Fondata dal 1858 da Martin Belot, aiutato in questo dai suoi 3 fratelli; tutto inizia all’interno della fattoria di famiglia, nel periodo invernale, quando i  lavori dei campi segnano il passo, e usando la splendida acqua del pozzo all’interno della fattoria stessa. La prima birra ad essere prodotta in maniera sistematica è stata la Galouise brune, ad alta fermentazione, che da subito incontrò il favore dei consumatori. La trasformazione da birrificio a conduzione familiare a società per azioni avviene nel 1949, anche se il controllo totale resta nelle mani della famiglia, che tutela gelosamente la propria indipendenza da tutti i più grandi produttori belgi e stranieri. Nel 1960 la ditta cessa la consegna porta a porta delle birre, loro caratteristica fin dall’inizio, e si immette nella grande distribuzione, aggiungendo, a partire dal 1967 anche le birre prodotte fino ad allora dalla Brasserie Centrale di Marbaix – Tour, che viene acquisita dalla DuBocq proprio in quell’anno. Da qui inizia la specializzazione nella produzione di birre ad alta fermentazione, e la riscoperta e valorizzazione di molte birre regionali. A questo si aggiunge anche la produzione interna su licenza di birre di altre brasserie, che ricorrono alla DuBocq per produrre e imbottigliare le proprie birre (St. Feuillien, Corsendonk, Fagnes, Vanuxeem). Dal 1983 tutta la produzione si sposta definitivamente a Purnoude, dove tutt’ora continua a pieno ritmo, tanto da fare della DuBocq  una delle birrerie indipendenti più importanti della Vallonia, con una produzione vicina ai 100.000 hl annui.
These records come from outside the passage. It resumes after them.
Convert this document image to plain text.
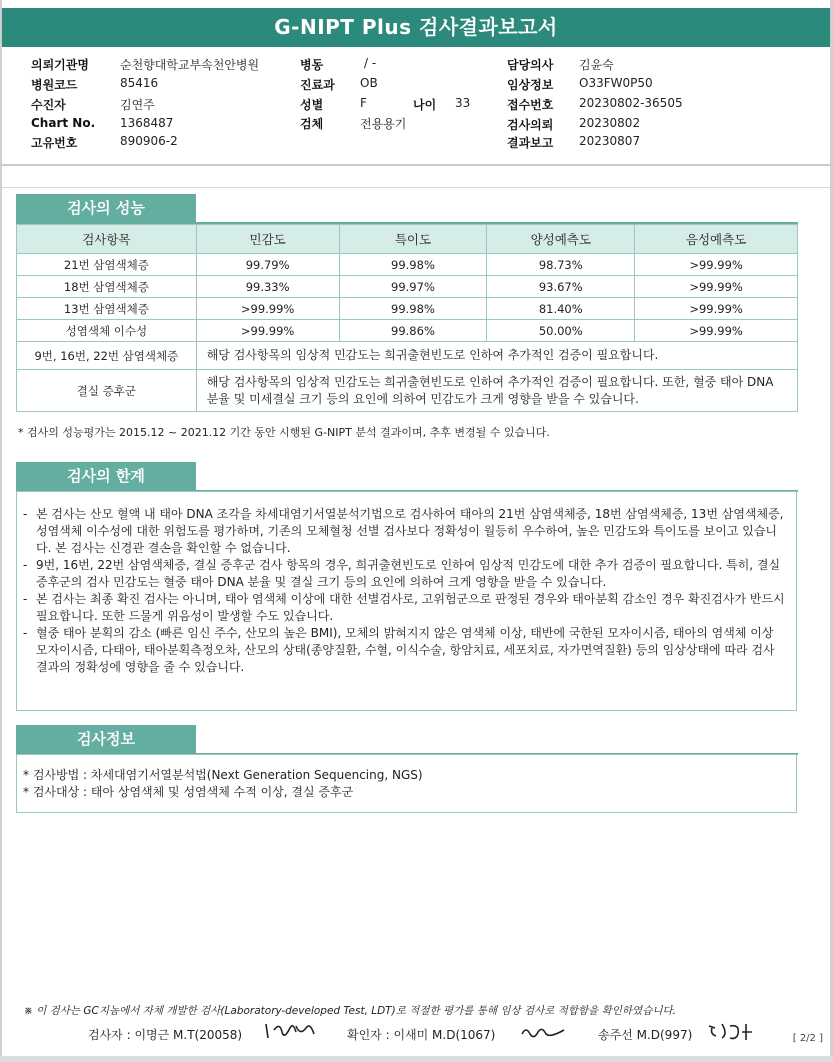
G-NIPT Plus 검사결과보고서
의뢰기관명	순천향대학교부속천안병원
병원코드	85416
수진자	김연주
Chart No. 1368487
고유번호	890906-2
병동	/ -
진료과 OB
성별	F	나이 33
검체	전용용기
담당의사 김윤숙
임상정보 O33FW0P50
접수번호 20230802-36505
검사의뢰 20230802
결과보고 20230807
검사의 성능
검사항목	민감도	특이도	양성예측도	음성예측도
21번 삼염색체증	99.79%	99.98%	98.73%	>99.99%
18번 삼염색체증	99.33%	99.97%	93.67%	>99.99%
13번 삼염색체증	>99.99%	99.98%	81.40%	>99.99%
성염색체 이수성	>99.99%	99.86%	50.00%	>99.99%
9번, 16번, 22번 삼염색체증	해당 검사항목의 임상적 민감도는 희귀출현빈도로 인하여 추가적인 검증이 필요합니다.			
결실 증후군	해당 검사항목의 임상적 민감도는 희귀출현빈도로 인하여 추가적인 검증이 필요합니다. 또한, 혈중 태아 DNA 분율 및 미세결실 크기 등의 요인에 의하여 민감도가 크게 영향을 받을 수 있습니다.			
* 검사의 성능평가는 2015.12 ~ 2021.12 기간 동안 시행된 G-NIPT 분석 결과이며, 추후 변경될 수 있습니다.
검사의 한계
- 본 검사는 산모 혈액 내 태아 DNA 조각을 차세대염기서열분석기법으로 검사하여 태아의 21번 삼염색체증, 18번 삼염색체증, 13번 삼염색체증, 성염색체 이수성에 대한 위험도를 평가하며, 기존의 모체혈청 선별 검사보다 정확성이 월등히 우수하여, 높은 민감도와 특이도를 보이고 있습니다. 본 검사는 신경관 결손을 확인할 수 없습니다.
- 9번, 16번, 22번 삼염색체증, 결실 증후군 검사 항목의 경우, 희귀출현빈도로 인하여 임상적 민감도에 대한 추가 검증이 필요합니다. 특히, 결실 증후군의 검사 민감도는 혈중 태아 DNA 분율 및 결실 크기 등의 요인에 의하여 크게 영향을 받을 수 있습니다.
- 본 검사는 최종 확진 검사는 아니며, 태아 염색체 이상에 대한 선별검사로, 고위험군으로 판정된 경우와 태아분획 감소인 경우 확진검사가 반드시 필요합니다. 또한 드물게 위음성이 발생할 수도 있습니다.
- 혈중 태아 분획의 감소 (빠른 임신 주수, 산모의 높은 BMI), 모체의 밝혀지지 않은 염색체 이상, 태반에 국한된 모자이시즘, 태아의 염색체 이상 모자이시즘, 다태아, 태아분획측정오차, 산모의 상태(종양질환, 수혈, 이식수술, 항암치료, 세포치료, 자가면역질환) 등의 임상상태에 따라 검사결과의 정확성에 영향을 줄 수 있습니다.
검사정보
* 검사방법 : 차세대염기서열분석법(Next Generation Sequencing, NGS)
* 검사대상 : 태아 상염색체 및 성염색체 수적 이상, 결실 증후군
※ 이 검사는 GC지놈에서 자체 개발한 검사(Laboratory-developed Test, LDT)로 적절한 평가를 통해 임상 검사로 적합함을 확인하였습니다.
검사자 : 이명근 M.T(20058)	확인자 : 이새미 M.D(1067)	송주선 M.D(997)	[ 2/2 ]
Le birre prodotte in proprio sono: REDBOCQ, APPLEBOCQ, La GAULOISE BLONDE, BRUNE e AMBREE, SAINT BENOIT BLONDE e BRUNE, BLANCHE DE NAMUR,BLANCHE DE NAMUR NOEL, SAISON REGAL, TRIPLE MOINE, DEUGNIET, BOCQ NATALE.



martedì 2 ottobre 2012

Sierra Nevada Stout






La Sierra Nevada Brewing Company può essere considerata, forte dei suoi 510.000 ettolitri annuali, la più grande industria di birra artigianale americana dopo la Boston Beer Company’s Samuel Adams. Sicuramente una tra le pioniere della rinascita del movimento artigianale americano. La sua storia ha inizio nel 1979, allorquando Ken Grossman e Paul Camusi aprono a Chico, in California, il loro piccolo birrificio artigianale. Nel 1980 i due tirano fuori dal cilindro la, tuttora, pluriacclamata Sierra Nevada Pale Ale e iniziano a mietere successi mondiali nei migliori eventi brassicoli.
La Sierra Nevada Stout è un ottima stout di stampo americano. Si presenta con il classico colore scuro delle stout e con un schiuma color caffelatte abbastanza cremosa. Prodotta con importanti percentuali di malto caramello e black, ha il classico approccio gustativo tostato delle stout, ma l’utilizzo di luppoli americani come Cascade eWillamette apporta un’evoluzione aromatica tenende ad un finale molto più caratterizzante.
Cuorisità: Le birre della Sierra Nevada sono così popolari negli USA, da apparire in molte serie TV  come Friends, Sex and the City,  Flashforward  e Crash.